DELİLLERİN DEĞERLENDİRİLMESİ VE GEREKÇE:
Haksız fiil, 6098 sayılı Türk Borçlar Kanunu’nun 49. maddesinde; ”Kusurlu ve hukuka aykırı bir fiille başkasına zarar veren, bu zararı gidermekle yükümlüdür. Zarar verici fiili yasaklayan bir hukuk kuralı bulunmasa bile, ahlaka aykırı bir fiille başkasına kasten zarar veren de, bu zararı gidermekle yükümlüdür.” şeklinde düzenlenmiştir. Aynı Kanun’un 50. maddesinde ise ”Zarar gören, zararını ve zarar verenin kusurunu ispat yükü altındadır. Uğranılan zararın miktarı tam olarak ispat edilemiyorsa hâkim, olayların olağan akışını ve zarar görenin aldığı önlemleri göz önünde tutarak, zararın miktarını hakkaniyete uygun olarak belirler.” hükmü yer almaktadır.

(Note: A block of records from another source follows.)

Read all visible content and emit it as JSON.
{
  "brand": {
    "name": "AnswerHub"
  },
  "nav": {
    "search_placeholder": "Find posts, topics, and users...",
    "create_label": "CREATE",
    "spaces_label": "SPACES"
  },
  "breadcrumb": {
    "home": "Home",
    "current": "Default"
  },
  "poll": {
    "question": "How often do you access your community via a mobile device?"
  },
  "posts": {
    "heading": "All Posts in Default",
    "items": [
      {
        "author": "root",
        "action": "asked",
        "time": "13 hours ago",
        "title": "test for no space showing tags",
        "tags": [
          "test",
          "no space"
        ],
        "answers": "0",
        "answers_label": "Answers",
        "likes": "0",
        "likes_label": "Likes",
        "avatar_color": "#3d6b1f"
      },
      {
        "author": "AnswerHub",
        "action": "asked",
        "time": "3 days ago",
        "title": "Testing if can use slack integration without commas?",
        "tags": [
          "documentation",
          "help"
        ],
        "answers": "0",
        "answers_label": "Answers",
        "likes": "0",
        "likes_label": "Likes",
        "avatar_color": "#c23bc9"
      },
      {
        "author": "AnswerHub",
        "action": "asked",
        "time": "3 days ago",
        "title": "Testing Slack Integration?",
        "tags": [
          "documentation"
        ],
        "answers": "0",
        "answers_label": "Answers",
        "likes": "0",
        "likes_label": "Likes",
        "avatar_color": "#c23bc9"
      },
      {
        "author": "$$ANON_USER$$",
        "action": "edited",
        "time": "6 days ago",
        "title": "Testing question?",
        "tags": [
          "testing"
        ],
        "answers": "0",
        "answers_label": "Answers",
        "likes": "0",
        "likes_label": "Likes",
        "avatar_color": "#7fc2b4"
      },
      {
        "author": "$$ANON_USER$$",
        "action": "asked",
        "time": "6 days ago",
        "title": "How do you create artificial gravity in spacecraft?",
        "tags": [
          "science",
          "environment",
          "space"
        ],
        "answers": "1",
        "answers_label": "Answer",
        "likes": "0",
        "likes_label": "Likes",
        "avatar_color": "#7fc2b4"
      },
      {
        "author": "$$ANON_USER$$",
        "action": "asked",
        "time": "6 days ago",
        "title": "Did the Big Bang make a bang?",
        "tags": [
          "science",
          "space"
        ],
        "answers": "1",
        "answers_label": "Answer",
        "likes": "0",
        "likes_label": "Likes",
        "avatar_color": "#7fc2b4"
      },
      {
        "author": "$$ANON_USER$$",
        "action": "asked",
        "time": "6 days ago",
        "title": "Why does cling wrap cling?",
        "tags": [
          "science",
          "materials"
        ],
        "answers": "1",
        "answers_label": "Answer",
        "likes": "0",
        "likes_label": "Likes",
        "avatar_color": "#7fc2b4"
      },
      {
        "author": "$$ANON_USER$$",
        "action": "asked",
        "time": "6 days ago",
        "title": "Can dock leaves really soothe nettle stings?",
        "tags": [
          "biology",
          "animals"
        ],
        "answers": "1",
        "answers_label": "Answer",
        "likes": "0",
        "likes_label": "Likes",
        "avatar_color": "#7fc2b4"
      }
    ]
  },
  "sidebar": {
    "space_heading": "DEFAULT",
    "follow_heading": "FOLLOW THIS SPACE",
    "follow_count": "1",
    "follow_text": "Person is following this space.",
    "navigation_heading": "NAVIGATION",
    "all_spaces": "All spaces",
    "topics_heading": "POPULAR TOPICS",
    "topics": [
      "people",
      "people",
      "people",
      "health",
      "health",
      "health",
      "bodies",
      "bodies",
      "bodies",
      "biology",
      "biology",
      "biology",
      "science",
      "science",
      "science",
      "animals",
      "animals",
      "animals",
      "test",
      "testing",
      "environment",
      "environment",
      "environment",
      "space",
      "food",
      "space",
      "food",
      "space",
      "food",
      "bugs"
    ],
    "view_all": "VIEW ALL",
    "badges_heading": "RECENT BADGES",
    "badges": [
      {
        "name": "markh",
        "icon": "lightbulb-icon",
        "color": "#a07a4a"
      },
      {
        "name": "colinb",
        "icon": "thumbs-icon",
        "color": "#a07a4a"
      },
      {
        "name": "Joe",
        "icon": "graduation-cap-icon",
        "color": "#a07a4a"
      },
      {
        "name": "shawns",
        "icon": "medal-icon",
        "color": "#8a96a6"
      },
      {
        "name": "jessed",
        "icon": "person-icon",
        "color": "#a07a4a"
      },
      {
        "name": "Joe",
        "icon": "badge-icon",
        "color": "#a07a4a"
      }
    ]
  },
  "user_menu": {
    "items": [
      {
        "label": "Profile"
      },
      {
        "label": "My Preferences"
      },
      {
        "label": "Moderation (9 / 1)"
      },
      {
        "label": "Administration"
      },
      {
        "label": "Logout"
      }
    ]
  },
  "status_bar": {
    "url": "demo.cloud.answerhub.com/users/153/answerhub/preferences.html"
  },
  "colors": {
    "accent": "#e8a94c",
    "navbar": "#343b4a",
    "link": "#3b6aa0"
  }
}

Haksız fiil öğretide hukuka aykırı zarar verici fiil olarak tanımlanmakta ve unsurları; eylem, hukuka aykırılık, zarar, kusur ve illiyet bağı olarak belirlenmektedir. Buna göre haksız fiilden bahsedebilmek için hukuka aykırı bir eylem bulunmalı, bu eylemden bir zararın doğması zararlandırıcı eylemde bulunan kişinin kusurlu bulunması ve zarar ile kusur arasında illiyet bağının olması gerekmektedir.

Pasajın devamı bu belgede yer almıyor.